Ultrasonic Irradiation Coupled with Microwave Treatment for Eco-friendly Process of Isolating Bacterial Cellulose Nanocrystals

Endarto Yudo Wardhono  1 Hadi Wahyudi  2 Sri Agustina  3 François Oudet  4 Mekro Permana Pinem  5 Danièle Clausse  6 Khashayar Saleh  7 Erwann Guénin  8
Affiliations

Ultrasonic Irradiation Coupled with Microwave Treatment for Eco-friendly Process of Isolating Bacterial Cellulose Nanocrystals

Endarto Yudo Wardhono et al.
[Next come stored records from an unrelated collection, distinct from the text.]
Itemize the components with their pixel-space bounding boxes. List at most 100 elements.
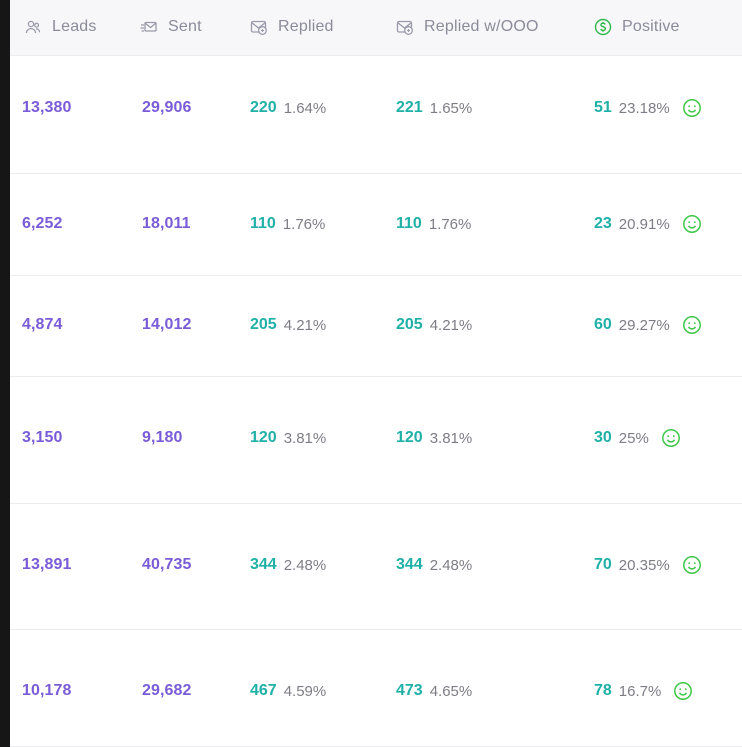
positive-cell: 51 23.18%: [594, 98, 702, 118]
replied-ooo-envelope-icon: [396, 20, 413, 35]
positive-cell: 60 29.27%: [594, 315, 702, 335]
leads-cell: 10,178: [22, 681, 72, 701]
positive-percent: 16.7%: [618, 682, 662, 700]
sent-count: 29,906: [142, 99, 192, 116]
replied-count: 120: [250, 429, 277, 446]
positive-cell: 78 16.7%: [594, 681, 693, 701]
leads-count: 13,891: [22, 556, 72, 573]
replied-ooo-cell: 344 2.48%: [396, 555, 472, 575]
positive-count: 51: [594, 99, 612, 116]
sent-count: 18,011: [142, 215, 191, 232]
replied-cell: 110 1.76%: [250, 214, 325, 234]
replied-cell: 344 2.48%: [250, 555, 326, 575]
replied-ooo-count: 221: [396, 99, 423, 116]
column-header-replied-ooo[interactable]: Replied w/OOO: [396, 17, 539, 37]
positive-cell: 30 25%: [594, 428, 681, 448]
replied-cell: 120 3.81%: [250, 428, 326, 448]
smiley-icon: [661, 429, 680, 447]
replied-count: 467: [250, 682, 277, 699]
replied-envelope-icon: [250, 20, 267, 35]
sent-cell: 18,011: [142, 214, 191, 234]
replied-ooo-percent: 2.48%: [429, 556, 473, 574]
column-header-label: Leads: [52, 18, 97, 35]
dollar-circle-icon: [594, 18, 612, 36]
replied-count: 344: [250, 556, 277, 573]
smiley-icon: [682, 556, 701, 574]
positive-cell: 23 20.91%: [594, 214, 702, 234]
sent-envelope-icon: [140, 21, 157, 32]
replied-cell: 467 4.59%: [250, 681, 326, 701]
positive-count: 30: [594, 429, 612, 446]
replied-count: 220: [250, 99, 277, 116]
replied-percent: 1.64%: [283, 99, 327, 117]
column-header-leads[interactable]: Leads: [24, 17, 97, 37]
table-row[interactable]: 6,252 18,011 110 1.76% 110 1.76% 23 20.9…: [10, 173, 742, 276]
replied-ooo-cell: 120 3.81%: [396, 428, 472, 448]
positive-count: 60: [594, 316, 612, 333]
replied-cell: 205 4.21%: [250, 315, 326, 335]
replied-ooo-count: 120: [396, 429, 423, 446]
replied-percent: 3.81%: [283, 429, 327, 447]
replied-ooo-count: 344: [396, 556, 423, 573]
positive-percent: 29.27%: [618, 316, 670, 334]
replied-cell: 220 1.64%: [250, 98, 326, 118]
sent-count: 40,735: [142, 556, 192, 573]
positive-cell: 70 20.35%: [594, 555, 702, 575]
smiley-icon: [682, 99, 701, 117]
table-row[interactable]: 3,150 9,180 120 3.81% 120 3.81% 30 25%: [10, 376, 742, 504]
replied-percent: 1.76%: [282, 215, 326, 233]
replied-percent: 4.21%: [283, 316, 327, 334]
replied-ooo-count: 110: [396, 215, 422, 232]
positive-percent: 20.35%: [618, 556, 670, 574]
table-row[interactable]: 13,891 40,735 344 2.48% 344 2.48% 70 20.…: [10, 503, 742, 630]
replied-ooo-count: 473: [396, 682, 423, 699]
column-header-label: Replied w/OOO: [424, 18, 539, 35]
table-row[interactable]: 13,380 29,906 220 1.64% 221 1.65% 51 23.…: [10, 56, 742, 174]
smiley-icon: [682, 215, 701, 233]
users-icon: [25, 20, 41, 34]
smiley-icon: [682, 316, 701, 334]
column-header-positive[interactable]: Positive: [594, 17, 680, 37]
replied-ooo-count: 205: [396, 316, 423, 333]
leads-count: 3,150: [22, 429, 63, 446]
column-header-sent[interactable]: Sent: [140, 17, 202, 37]
leads-count: 13,380: [22, 99, 72, 116]
table-row[interactable]: 10,178 29,682 467 4.59% 473 4.65% 78 16.…: [10, 629, 742, 747]
replied-ooo-percent: 4.21%: [429, 316, 473, 334]
leads-cell: 4,874: [22, 315, 63, 335]
sent-cell: 14,012: [142, 315, 192, 335]
replied-ooo-percent: 1.76%: [428, 215, 472, 233]
replied-ooo-cell: 473 4.65%: [396, 681, 472, 701]
replied-percent: 2.48%: [283, 556, 327, 574]
column-header-replied[interactable]: Replied: [250, 17, 334, 37]
positive-count: 23: [594, 215, 612, 232]
replied-ooo-cell: 110 1.76%: [396, 214, 471, 234]
leads-cell: 13,380: [22, 98, 72, 118]
sent-cell: 29,906: [142, 98, 192, 118]
leads-count: 10,178: [22, 682, 72, 699]
sent-cell: 9,180: [142, 428, 183, 448]
positive-percent: 23.18%: [618, 99, 670, 117]
replied-ooo-percent: 4.65%: [429, 682, 473, 700]
column-header-label: Replied: [278, 18, 334, 35]
replied-ooo-cell: 221 1.65%: [396, 98, 472, 118]
sent-cell: 29,682: [142, 681, 192, 701]
leads-cell: 13,891: [22, 555, 72, 575]
positive-count: 78: [594, 682, 612, 699]
sent-count: 29,682: [142, 682, 192, 699]
table-row[interactable]: 4,874 14,012 205 4.21% 205 4.21% 60 29.2…: [10, 275, 742, 377]
campaign-stats-table: Leads Sent Replied: [10, 0, 742, 747]
replied-ooo-cell: 205 4.21%: [396, 315, 472, 335]
positive-count: 70: [594, 556, 612, 573]
leads-count: 4,874: [22, 316, 63, 333]
replied-percent: 4.59%: [283, 682, 327, 700]
replied-count: 110: [250, 215, 276, 232]
replied-ooo-percent: 1.65%: [429, 99, 473, 117]
table-header: Leads Sent Replied: [10, 0, 742, 56]
positive-percent: 25%: [618, 429, 649, 447]
leads-cell: 6,252: [22, 214, 63, 234]
replied-ooo-percent: 3.81%: [429, 429, 473, 447]
positive-percent: 20.91%: [618, 215, 670, 233]
column-header-label: Positive: [622, 18, 680, 35]
smiley-icon: [674, 682, 693, 700]
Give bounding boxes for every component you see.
Nanomaterials (Basel). .

Abstract

The isolation of crystalline regions from fibers cellulose via the hydrolysis route generally requires corrosive chemicals, high-energy demands, and long reaction times, resulting in high economic costs and environmental impact. From this basis, this work seeks to develop environment-friendly processes for the production of Bacterial Cellulose Nanocrystals (BC-NC). To overcome the aforementioned issues, this study proposes a fast, highly-efficient and eco-friendly method for the isolation of cellulose nanocrystals from Bacterial Cellulose, BC. A two-step processes is considered: (1) partial depolymerization of Bacterial Cellulose (DP-BC) under ultrasonic conditions; (2) extraction of crystalline regions (BC-NC) by treatment with diluted HCl catalyzed by metal chlorides (MnCl₂ and FeCl₃.6H₂O) under microwave irradiation. The effect of ultrasonic time and reactant and catalyst concentrations on the index crystallinity (CrI), chemical structure, thermal properties, and surface morphology of DP-BC and BC-NC were evaluated. The results indicated that the ultrasonic treatment induced depolymerization of BC characterized by an increase of the CrI. The microwave assisted by MnCl₂-catalyzed mild acid hydrolysis enhanced the removal of the amorphous regions, yielding BC-NC. A chemical structure analysis demonstrated that the chemical structures of DP-BC and BC-NC remained unchanged after the ultrasonic treatment and MnCl₂-catalyzed acid hydrolysis process.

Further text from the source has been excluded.